MALUKU — Kota Yogyakarta, bersama DKI Jakarta dan Bali, menjadi provinsi pionir perluasan program imunisasi Human Papillomavirus (HPV) untuk anak laki-laki. Dinas Kesehatan Kota Yogyakarta memastikan program ini akan berjalan serentak pada Bulan Imunisasi Anak Sekolah (BIAS) Agustus 2026. Keputusan ini merupakan bagian dari Rencana Aksi Nasional (RAN) Eliminasi Kanker Leher Rahim 2023-2030.
Kepala Seksi Pencegahan Pengendalian Penyakit Menular dan Imunisasi Dinkes Kota Yogyakarta, dr. Endang Sri Rahayu, menjelaskan skema sasaran tahun 2026 berbeda dengan tahun-tahun sebelumnya. Untuk anak perempuan, sasarannya tetap: siswa kelas 5 SD atau sederajat (usia 11 tahun), serta imunisasi kejar untuk kelas 6 SD (12 tahun) dan kelas 9 SMP (15 tahun) yang belum pernah divaksin HPV.
Yang baru adalah pelibatan anak laki-laki. Mereka akan mendapatkan vaksin HPV secara khusus di usia 11 tahun atau kelas 5 SD. Program ini baru berlaku di tiga provinsi: DKI Jakarta, DI Yogyakarta, dan Bali.
Banyak orangtua mungkin bertanya, bukankah HPV penyebab kanker serviks yang hanya menyerang perempuan? dr. Endang menjelaskan, virus HPV juga menyebabkan kanker lain seperti kanker penis, kanker anus, dan kanker orofaring (kepala dan leher) yang bisa terjadi pada laki-laki.
“Pria dapat bertindak sebagai pembawa yang menularkan virus HPV (carrier) kepada wanita,” terang dr. Endang. Jadi, vaksinasi pada anak laki-laki melindungi dirinya sendiri sekaligus memutus rantai penularan ke pasangannya di masa depan.
Selain itu, pemberian vaksin pada anak laki-laki juga bertujuan menghilangkan stigma bahwa vaksinasi ini “khusus perempuan” yang sering dikaitkan dengan isu hubungan seksual. Vaksin HPV adalah perlindungan kesehatan, bukan stigma.
Pemilihan usia anak-anak bukan tanpa alasan. Dibandingkan remaja lanjut dan dewasa, anak usia 11 tahun membentuk respons imun yang jauh lebih kokoh terhadap vaksin. Ini membuat perlindungan lebih optimal dan bertahan lama.
dr. Endang juga menegaskan, infeksi alami virus HPV tidak efektif membentuk antibodi karena virus ini tidak masuk ke sirkulasi darah. Artinya, tubuh tidak bisa melawan infeksi berikutnya tanpa vaksin. Vaksin HPV memberikan proteksi yang baik dan persisten.
dr. Endang dengan tegas membantah anggapan bahwa vaksin HPV menyebabkan kemandulan. “Justru sebaliknya, vaksin HPV dapat mencegah infeksi virus HPV yang berpotensi menyebabkan kanker dan kutil kelamin, di mana hal tersebut bisa berdampak jauh lebih besar terhadap kesehatan reproduksi serta kualitas hidup seseorang,” paparnya.
Banyak penelitian telah membuktikan tidak ada hubungan antara vaksin HPV dengan kemandulan.
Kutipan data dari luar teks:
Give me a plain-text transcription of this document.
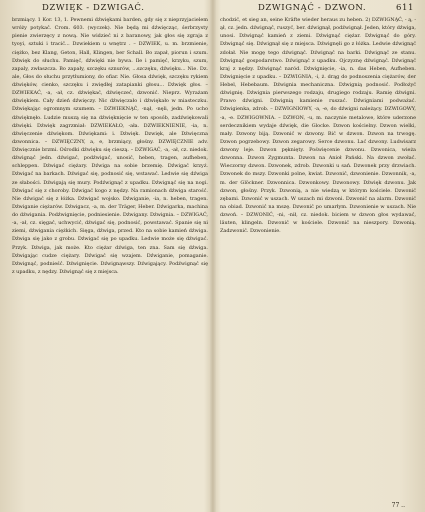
DZWIĘK - DZWIGAĆ.	DZWIGNĄĆ - DZWON.	611

brzmiący. 1 Kor. 13, 1. Pewnemi dźwiękami barden, gdy się z nieprzyjacielem wróży potykać. Crom. 603. (wyczek). Nie będą mi dźwięcząc, śerbrzysty pienie zwierzęcy z nową. Nie widzieć ni z baranowy, jak głos się zgraja z tyoyi, sztuki i tracić... Dzwiekiem u wnętrz . – DZWIEK, u. m. brzmienie, ciężko, bez Klang, Geton, Hall, Klingen, ber Schall. Bo zapał, piorun i szum. Dźwięk do słuchu. Pamięć, dźwięki nie bywa. Ile i pamięć, krzyku, szum, zapaly, zwłaszcza. Bo zapały, szczęku sznurów, ...szczęku, dźwięku... Nie. Dz. ale, Głos do słuchu przytłumiony, do ofiar. Nie. Głosa dźwięk, szczęku rykiem dźwięków, cienko, szczęku i zwiędłej zatapianki głosu... Dźwięk głos. – DZWIEKAĆ, -a, -ał, cz. dźwiękać, dźwięczeć, dzwonić. Nieprz. Wyrażam dźwiękiem. Cały dzień dźwięczy. Nic dźwięczało i dźwiękało w miasteczku. Dźwiękając ogromnym szumem. – DZWIEKNĄĆ, -nął, -nęli, jedn. Po ucho dźwięknęło. Ludzie muszą się na dźwięknięcie w ten sposób, zadźwiękowali dźwięki. Dźwięk zagrzmiał: DZWIEKAŁO, -ała. DZWIEKNIENIE, -ia, n. dźwięczenie dźwiękom. Dźwiękami: i. Dźwięk. Dzwięk, ale Dźwięczna dzwonnica. – DZWIĘCZNY, a, e, brzmiący, głośny. DZWIĘCZNIE adv. Dźwięcznie brzmi. Ośrodki dźwięku się cieszą. – DZWIGAĆ, -a, -ał, cz. niedok. dźwignąć jedn. dźwigać, podźwigać, unosić, heben, tragen, aufheben, schleppen. Dźwigać ciężary. Dźwiga na sobie brzemię. Dźwigać krzyż. Dźwigać na barkach. Dźwigać się, podnosić się, wstawać. Ledwie się dźwiga ze słabości. Dźwigają się mury. Podźwignąć z upadku. Dźwignąć się na nogi. Dźwigać się z choroby. Dźwigać kogo z nędzy. Na ramionach dźwiga starość. Nie dźwigać się z łóżka. Dźwigać wojsko. Dźwiganie, -ia, n. heben, tragen. Dźwiganie ciężarów. Dźwigacz, -a, m. der Träger, Heber. Dźwigarka, machina do dźwigania. Podźwignięcie, podniesienie. Dźwigany. Dźwignia. – DZWIGAĆ, -a, -ał, cz. sięgać, uchwycić, dźwigać się, podnosić, powstawać. Spanie się ni ziemi, dźwigania ciężkich. Sięga, dźwiga, przed. Kto na sobie kamień dźwiga. Dźwiga się jako z grobu. Dźwigać się po upadku. Ledwie może się dźwigać. Przyk. Dźwiga, jak może. Kto ciężar dźwiga, ten zna. Sam się dźwiga. Dźwigając cudze ciężary. Dźwigać się wzajem. Dźwiganie, pomaganie. Dźwignąć, podnieść. Dźwignięcie. Dźwignąwszy. Dźwigający. Podźwignąć się z upadku, z nędzy. Dźwignąć się z miejsca.

chodzić, et sieg an, seine Kräfte wieder heraus zu heben. 2) DZWIGNĄĆ, - ą, - ął, cz. jedn. dźwignąć, ruszyć, ber. dźwignął, podźwignął. Jeden, który dźwiga, unosi. Dźwignąć kamień z ziemi. Dźwignąć ciężar. Dźwignąć do góry. Dźwignąć się. Dźwignął się z miejsca. Dźwignęli go z łóżka. Ledwie dźwignąć zdołał. Nie mogę tego dźwignąć. Dźwignąć na barki. Dźwignąć ze stanu. Dźwignąć gospodarstwo. Dźwignąć z upadku. Ojczyznę dźwignąć. Dźwignąć kraj z nędzy. Dźwignąć naród. Dźwignięcie, -ia, n. das Heben, Aufheben. Dźwignięcie z upadku. – DZWIGNIA, -i, ż. drąg do podnoszenia ciężarów, der Hebel, Hebebaum. Dźwignia mechaniczna. Dźwignią podnosić. Podłożyć dźwignię. Dźwignia pierwszego rodzaju, drugiego rodzaju. Ramię dźwigni. Prawo dźwigni. Dźwignią kamienie ruszać. Dźwigniami podważać. Dźwigienka, zdrob. – DZWIGNIOWY, -a, -e, do dźwigni należący. DZWIGOWY, -a, -e. DZWIGOWNIA. – DZWON, -u, m. naczynie metalowe, które uderzone serdecznikiem wydaje dźwięk, die Glocke. Dzwon kościelny. Dzwon wielki, mały. Dzwony biją. Dzwonić w dzwony. Bić w dzwon. Dzwon na trwogę. Dzwon pogrzebowy. Dzwon zegarowy. Serce dzwonu. Lać dzwony. Ludwisarz dzwony leje. Dzwon pęknięty. Poświęcenie dzwonu. Dzwonica, wieża dzwonna. Dzwon Zygmunta. Dzwon na Anioł Pański. Na dzwon zwołać. Wieczorny dzwon. Dzwonek, zdrob. Dzwonki u sań. Dzwonek przy drzwiach. Dzwonek do mszy. Dzwonki polne, kwiat. Dzwonić, dzwonienie. Dzwonnik, -a, m. der Glöckner. Dzwonnica. Dzwonkowy. Dzwonowy. Dźwięk dzwonu. Jak dzwon, głośny. Przyk. Dzwonią, a nie wiedzą w którym kościele. Dzwonić zębami. Dzwonić w uszach. W uszach mi dzwoni. Dzwonić na alarm. Dzwonić na obiad. Dzwonić na mszę. Dzwonić po umarłym. Dzwonienie w uszach. Nie dzwoń. – DZWONIĆ, -ni, -nił, cz. niedok. biciem w dzwon głos wydawać, läuten, klingeln. Dzwonić w kościele. Dzwonić na nieszpory. Dzwonią. Zadzwonić. Dzwonienie.

77 ..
Vaksin ini justru melindungi organ reproduksi dari penyakit serius di masa depan.
Pelaksanaan imunisasi tidak hanya terbatas di sekolah formal. Dinkes Kota Yogyakarta memastikan tempat pelaksanaan mencakup pondok pesantren, Pusat Kegiatan Belajar Masyarakat (PKBM), Sanggar Kegiatan Belajar (SKB), hingga Lembaga Kesejahteraan Sosial Anak (LKSA).
“Kami ingin memastikan seluruh sasaran anak, baik yang menempuh pendidikan di sekolah formal maupun nonformal dan informal, dapat terjangkau dengan baik,” ungkap dr. Endang. Jadi, tidak perlu khawatir jika anak tidak bersekolah di SD negeri atau swasta biasa.
Bagi ibu di Yogyakarta, Jakarta, dan Bali yang memiliki anak laki-laki kelas 5 SD, persiapkan diri menyambut BIAS Agustus 2026. Vaksin ini gratis dan menjadi langkah nyata melindungi generasi dari kanker di masa depan.